Bishop believes that the urban scenario AFL Telecommunications is pursuing has some merit. But unless requirements and technology change, he doesn’t see blown fiber’s strengths matching well with the greenfield requirements of major telcos. “Where we see that the air blown solutions are most advantageous is where the customer has a lot of moves, adds, and changes,” he explains. “In a situation of fiber to the premises, we wouldn’t see that same scenario playing out, in that the homes, once they’re established and once fiber is run to them, there’s not going to be a lot of moves, adds, and changes.”
Bishop also sees some merit in using blown fiber to cable apartment complexes and other multiple dwelling units, and other vendors believe such applications represent their best-if not only-shot at winning a major telco customer.
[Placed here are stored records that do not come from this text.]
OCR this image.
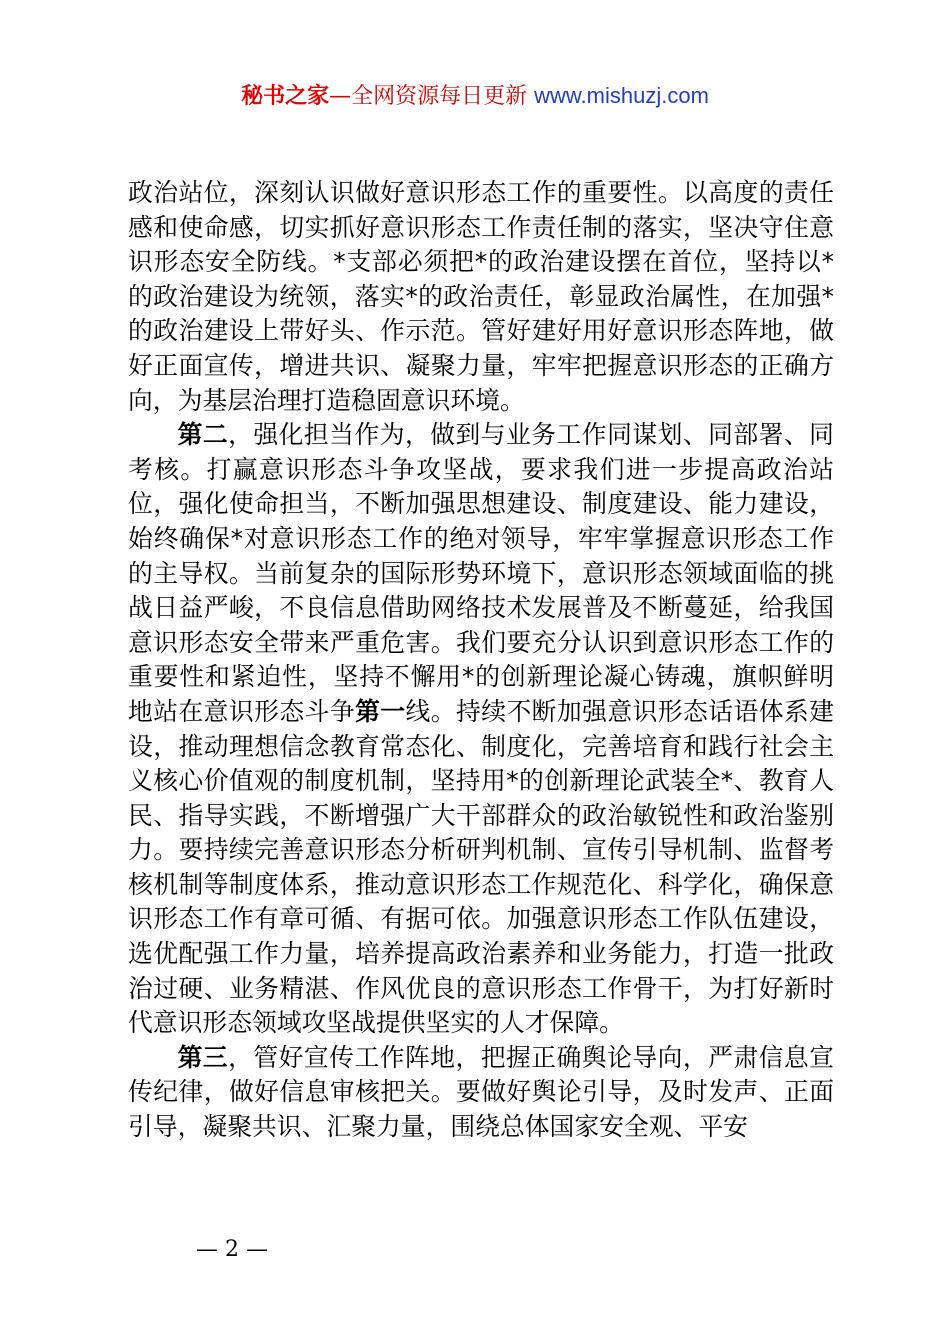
秘书之家—全网资源每日更新 www.mishuzj.com

政治站位，深刻认识做好意识形态工作的重要性。以高度的责任感和使命感，切实抓好意识形态工作责任制的落实，坚决守住意识形态安全防线。*支部必须把*的政治建设摆在首位，坚持以*的政治建设为统领，落实*的政治责任，彰显政治属性，在加强*的政治建设上带好头、作示范。管好建好用好意识形态阵地，做好正面宣传，增进共识、凝聚力量，牢牢把握意识形态的正确方向，为基层治理打造稳固意识环境。

第二，强化担当作为，做到与业务工作同谋划、同部署、同考核。打赢意识形态斗争攻坚战，要求我们进一步提高政治站位，强化使命担当，不断加强思想建设、制度建设、能力建设，始终确保*对意识形态工作的绝对领导，牢牢掌握意识形态工作的主导权。当前复杂的国际形势环境下，意识形态领域面临的挑战日益严峻，不良信息借助网络技术发展普及不断蔓延，给我国意识形态安全带来严重危害。我们要充分认识到意识形态工作的重要性和紧迫性，坚持不懈用*的创新理论凝心铸魂，旗帜鲜明地站在意识形态斗争第一线。持续不断加强意识形态话语体系建设，推动理想信念教育常态化、制度化，完善培育和践行社会主义核心价值观的制度机制，坚持用*的创新理论武装全*、教育人民、指导实践，不断增强广大干部群众的政治敏锐性和政治鉴别力。要持续完善意识形态分析研判机制、宣传引导机制、监督考核机制等制度体系，推动意识形态工作规范化、科学化，确保意识形态工作有章可循、有据可依。加强意识形态工作队伍建设，选优配强工作力量，培养提高政治素养和业务能力，打造一批政治过硬、业务精湛、作风优良的意识形态工作骨干，为打好新时代意识形态领域攻坚战提供坚实的人才保障。

第三，管好宣传工作阵地，把握正确舆论导向，严肃信息宣传纪律，做好信息审核把关。要做好舆论引导，及时发声、正面引导，凝聚共识、汇聚力量，围绕总体国家安全观、平安

— 2 —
“Everyone is motivated by having a robust cost-effective network,” concludes Blue of OFS on the subject. “I think you’re going to be running into a situation that even though you can get a very cost-effective robust network with blown fiber, the ways of doing business in the past are probably going to make it very difficult for the larger customers to switch over to this new technology. So I’m not holding my breath for that to occur.”
Even without the major telcos, however, several sources expressed optimism that blown fiber and cable will establish a strong niche in North American FTTP applications.
“I think in the next year, and probably in the next three to five years, in terms of overall fiber sales in North America, you’d probably have to classify it as niche looking at it as a percentage of fiber sold,” Pirelli’s Swigert says. “However, I think it’s going to continue to grow.”
Blue also is modestly optimistic. “I think it is going to become more popular, but if we actually get to the point of labeling it ‘mainstream,’ that remains to be seen,” he says.
Building on Emtelle’s experience in Europe, however, Lupton is much more bullish. “I would disagree that this is a niche technology. It’s a niche technology in the U.S., but it’s not a niche technology elsewhere in the world,” he says. “There is a good deal of business to come out of the municipalities as they move forward. There is a good deal of business to be gained as the developer market begins to realize [the technology’s value]; it will move very quickly from being a nice option to being a must-have when it comes to selling your home. That in itself will lead to greater growth.”